O CAMINHO DA SERPENTE

"Reconhecer a verdade como verdade, e ao mesmo tempo como erro; viver os contrários, não os aceitando; sentir tudo de todas as maneiras, e não ser nada, no fim, senão o entendimento de tudo [...]".

"Ela atravessa todos os mistérios e não chega a conhecer nenhum, pois lhes conhece a ilusão e a lei. Assume formas com que, e em que, se nega, porque, como passa sem rasto recto, pode deixar o que foi, visto que verdadeiramente o não foi. Deixa a Cobra do Éden como pele largada, as formas que assume não são mais que peles que larga.
E quando, sem ter tido caminho, chega a Deus, ela, como não teve caminho, passa para além de Deus, pois chegou ali de fora"

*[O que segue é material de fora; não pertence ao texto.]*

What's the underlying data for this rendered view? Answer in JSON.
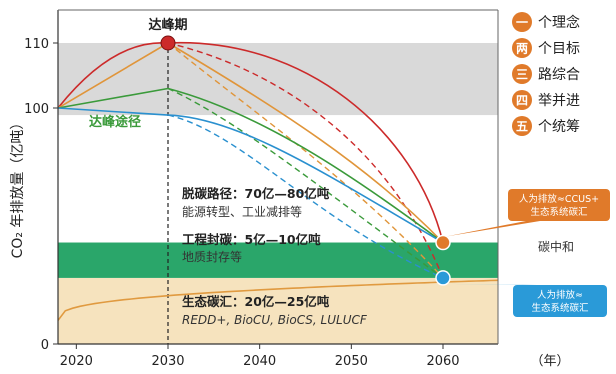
{
  "chart_data": {
    "type": "line",
    "xlabel": "（年）",
    "ylabel": "CO₂ 年排放量（亿吨）",
    "xlim": [
      2018,
      2066
    ],
    "x_ticks": [
      "2020",
      "2030",
      "2040",
      "2050",
      "2060"
    ],
    "y_ticks": [
      "0",
      "100",
      "110"
    ],
    "annotations": {
      "peak": "达峰期",
      "peak_path": "达峰途径",
      "neutral": "碳中和"
    },
    "bands": [
      {
        "id": "ccus",
        "range": [
          28,
          43
        ],
        "title": "工程封碳：5亿—10亿吨",
        "subtitle": "地质封存等",
        "color": "#2aa66a"
      },
      {
        "id": "eco",
        "range": [
          0,
          28
        ],
        "title": "生态碳汇：20亿—25亿吨",
        "subtitle": "REDD+, BioCU, BioCS, LULUCF",
        "color": "#f6e3be"
      },
      {
        "id": "peak_zone",
        "range": [
          97,
          110
        ],
        "color": "#d9d9d9"
      }
    ],
    "decarb_note": {
      "title": "脱碳路径：70亿—80亿吨",
      "subtitle": "能源转型、工业减排等"
    },
    "series": [
      {
        "id": "red",
        "color": "#cc2a2a",
        "peak_year": 2030,
        "peak": 110
      },
      {
        "id": "orange",
        "color": "#e0953a",
        "peak_year": 2030,
        "peak": 110
      },
      {
        "id": "green",
        "color": "#3a9a3a",
        "peak_year": 2030,
        "peak": 103
      },
      {
        "id": "blue",
        "color": "#2a90cf",
        "peak_year": 2030,
        "peak": 97
      }
    ],
    "sink_curve": {
      "color": "#e09a40",
      "start": 10,
      "end": 27
    },
    "endpoints": [
      {
        "year": 2060,
        "value": 43,
        "color": "#e07a2a",
        "label": "人为排放≈CCUS+生态系统碳汇"
      },
      {
        "year": 2060,
        "value": 28,
        "color": "#2a9ad8",
        "label": "人为排放≈生态系统碳汇"
      }
    ],
    "legend": [
      {
        "badge": "一",
        "label": "个理念"
      },
      {
        "badge": "两",
        "label": "个目标"
      },
      {
        "badge": "三",
        "label": "路综合"
      },
      {
        "badge": "四",
        "label": "举并进"
      },
      {
        "badge": "五",
        "label": "个统筹"
      }
    ]
  },
  "colors": {
    "legend_badge": "#e07a2a",
    "gray_band": "#d9d9d9"
  }
}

- Fernando Pessoa, O Caminho da Serpente

Saúde, Irmãos ! É a Hora !


sexta-feira, 2 de janeiro de 2009

Cáusticos - Os Santos

"Se velam e oram é para obter de Deus por manha o segredo do seu poder. Pérfidas súplicas as destes revoltados em torno dos quais o demónio se apraz de rondar. Hábeis, dele colhem também por manha o seu segredo, forçando-o a trabalhar para eles. Sabem tirar proveito do princípio maligno que os habita para se elevarem. Aqueles que se desmoronam fazem-no com alguma complacência: tombam não como vítimas, mas como associados do Diabo. Salvos ou perdidos, todos trazem uma marca de não-humanidade, todos se repugnam a conferir um limite aos seus empreendimentos. Renunciam? A sua renúncia é total. Porém, em vez de isso os diminuir e enfraquecer, por ela se encontram mais poderosos que nós, que conservamos os bens por eles abandonados. Aterrorizam-nos, estes gigantes de alma e corpo fulminados. Contemplando-os, temos vergonha de ser homens sem mais. E se, por sua vez, eles nos olham, deciframos as palavras que a nossa mediocridade inspira à sua misericórdia: "Pobres criaturas que não tendes a coragem de vos tornar únicas, de vos tornar monstros". Decididamente, o Diabo trabalha para eles e não é estranho à sua auréola. Que humilhação a nossa por havermos pactuado com ele em pura perda!"

- E. M. Cioran, "La Tentation d'Exister", in Oeuvres, Paris, Gallimard, 1995, p.921.